Résumé de l’éditeur :

« Quand j’étais enfant, ma mère ne cessait de me répéter : « Arrête avec tes mensonges. » J’inventais si bien les histoires, paraît-il, qu’elle ne savait plus démêler le vrai du faux. J’ai fini par en faire un métier, je suis devenu romancier. Aujourd’hui, voilà que j’obéis enfin à ma mère : je dis la vérité. Pour la première fois. Dans ce livre.
Autant prévenir d’emblée : pas de règlement de comptes, pas de violence, pas de névrose familiale. Mais un amour, quand même.
Un amour immense et tenu secret. Qui a fini par me rattraper. »

Quand j’ai commencé cette écoute, je ne savais pas qu’il s’agissait d’un témoignage de l’auteur sur sa jeunesse et c’est tant mieux car je ne suis pas fan de biographies. Et pour tout vous dire je l’ai lu comme un roman, le jeune homme de ce livre n’était pas Philippe Besson pour moi mais un jeune homme de fiction et je me suis vraiment laisser porter par cette tranche de vie.

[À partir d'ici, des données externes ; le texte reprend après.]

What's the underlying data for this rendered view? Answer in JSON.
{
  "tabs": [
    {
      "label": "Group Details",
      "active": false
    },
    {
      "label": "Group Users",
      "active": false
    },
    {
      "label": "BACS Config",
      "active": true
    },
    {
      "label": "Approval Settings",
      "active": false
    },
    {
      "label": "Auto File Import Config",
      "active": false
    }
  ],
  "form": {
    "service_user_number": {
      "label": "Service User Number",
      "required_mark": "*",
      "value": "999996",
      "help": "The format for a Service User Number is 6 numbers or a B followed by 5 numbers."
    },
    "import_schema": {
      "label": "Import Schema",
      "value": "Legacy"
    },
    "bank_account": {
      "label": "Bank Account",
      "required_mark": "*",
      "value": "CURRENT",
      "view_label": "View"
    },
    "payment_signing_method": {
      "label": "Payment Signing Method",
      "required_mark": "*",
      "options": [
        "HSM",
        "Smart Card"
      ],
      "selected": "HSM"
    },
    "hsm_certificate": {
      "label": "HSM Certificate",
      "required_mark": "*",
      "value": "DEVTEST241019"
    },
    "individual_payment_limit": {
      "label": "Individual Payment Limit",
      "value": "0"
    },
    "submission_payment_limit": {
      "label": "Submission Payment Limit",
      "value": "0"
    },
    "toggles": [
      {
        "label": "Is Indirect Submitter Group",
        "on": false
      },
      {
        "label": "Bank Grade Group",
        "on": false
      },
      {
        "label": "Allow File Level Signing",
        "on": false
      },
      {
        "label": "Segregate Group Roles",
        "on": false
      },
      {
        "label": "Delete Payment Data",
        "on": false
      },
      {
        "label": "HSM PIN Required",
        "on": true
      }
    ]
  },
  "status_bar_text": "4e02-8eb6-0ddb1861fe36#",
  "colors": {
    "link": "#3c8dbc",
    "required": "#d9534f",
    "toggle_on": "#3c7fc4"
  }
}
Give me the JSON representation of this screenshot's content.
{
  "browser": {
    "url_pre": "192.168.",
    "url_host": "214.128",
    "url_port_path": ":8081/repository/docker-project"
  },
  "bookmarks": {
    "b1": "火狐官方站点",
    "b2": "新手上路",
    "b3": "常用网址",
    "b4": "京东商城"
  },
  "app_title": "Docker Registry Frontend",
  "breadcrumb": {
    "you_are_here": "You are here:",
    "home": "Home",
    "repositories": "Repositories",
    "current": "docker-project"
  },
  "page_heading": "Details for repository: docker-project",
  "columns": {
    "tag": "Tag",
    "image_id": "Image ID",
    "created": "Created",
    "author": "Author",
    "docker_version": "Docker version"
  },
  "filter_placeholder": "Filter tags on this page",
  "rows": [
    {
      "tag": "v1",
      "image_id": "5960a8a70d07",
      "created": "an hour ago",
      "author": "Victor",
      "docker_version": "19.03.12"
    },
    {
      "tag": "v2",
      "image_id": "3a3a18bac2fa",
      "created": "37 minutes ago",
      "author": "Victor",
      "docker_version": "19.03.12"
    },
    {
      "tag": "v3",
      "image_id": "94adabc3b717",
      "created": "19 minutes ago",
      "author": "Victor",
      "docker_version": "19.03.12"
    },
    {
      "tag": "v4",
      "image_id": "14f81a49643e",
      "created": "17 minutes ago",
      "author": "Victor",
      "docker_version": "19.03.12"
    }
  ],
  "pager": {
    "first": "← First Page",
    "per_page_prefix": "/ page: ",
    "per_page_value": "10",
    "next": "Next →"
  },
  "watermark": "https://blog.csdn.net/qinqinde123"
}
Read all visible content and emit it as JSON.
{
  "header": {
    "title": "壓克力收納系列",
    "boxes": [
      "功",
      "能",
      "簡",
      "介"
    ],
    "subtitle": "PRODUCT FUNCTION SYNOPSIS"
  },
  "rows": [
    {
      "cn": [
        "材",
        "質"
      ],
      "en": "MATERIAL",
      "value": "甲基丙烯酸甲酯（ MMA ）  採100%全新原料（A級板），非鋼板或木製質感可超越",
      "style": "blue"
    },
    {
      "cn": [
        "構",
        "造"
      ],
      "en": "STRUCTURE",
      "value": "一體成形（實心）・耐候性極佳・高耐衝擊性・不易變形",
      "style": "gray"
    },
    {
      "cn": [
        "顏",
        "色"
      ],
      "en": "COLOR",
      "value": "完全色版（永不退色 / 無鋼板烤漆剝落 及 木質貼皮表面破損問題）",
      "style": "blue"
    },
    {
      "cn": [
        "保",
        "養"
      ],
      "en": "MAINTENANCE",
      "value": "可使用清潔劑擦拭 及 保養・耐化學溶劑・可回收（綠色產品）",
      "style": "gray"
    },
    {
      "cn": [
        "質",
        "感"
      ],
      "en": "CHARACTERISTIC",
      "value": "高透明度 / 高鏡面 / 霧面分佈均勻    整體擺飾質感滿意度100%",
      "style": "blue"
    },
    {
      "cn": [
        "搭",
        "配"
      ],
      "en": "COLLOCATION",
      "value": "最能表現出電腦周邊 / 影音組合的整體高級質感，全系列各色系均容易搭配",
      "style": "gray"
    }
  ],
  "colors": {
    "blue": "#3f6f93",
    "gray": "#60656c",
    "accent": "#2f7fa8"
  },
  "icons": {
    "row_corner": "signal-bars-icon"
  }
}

En effet, ce n’est pas l’histoire d’une vie mais l’histoire de l’entrée dans l’âge adulte d’un lycéen d’une petite ville de province dans les années 80. Ce jeune homme plutôt timide et  tranquille qui vit une vie ordinaire en apparence dans une famille simple, ressent une certaine admiration pour un garçon du lycée. Thomas Andrieu est attirant même s’il est aussi très distant,  pour les filles comme pour Philippe. Et puis un jour, ils entament une relation d’abord sexuelle puis pleine de sentiments non dits… Cette histoire d’amour doit bien entendu rester absolument secrète d’une part parce que c’est une époque où l’homosexualité n’est pas acceptée et parce que Thomas lui-même ne veut pas reconnaître cette homosexualité en lui.

Cette histoire ne sera finalement qu’une histoire de quelques mois mais c’est en réalité une histoire d’une vie.

Au-delà de l’homosexualité, au-delà de l’amour, au-delà du sentiment de perte, il y a dans ce livre le portrait d’une époque, les années 80 et c’est aussi un portrait de la province un peu sclérosée où le seul espoir pour un jeune de « s’en sortir » ce sont les études et pour Philippe Besson c’est la littérature qui lui a permis de bouger. Et cela aussi je l’ai trouvé très intéressant.

Je vous recommande la version audio que j’ai trouvé très bien lue par Antoine Leiris.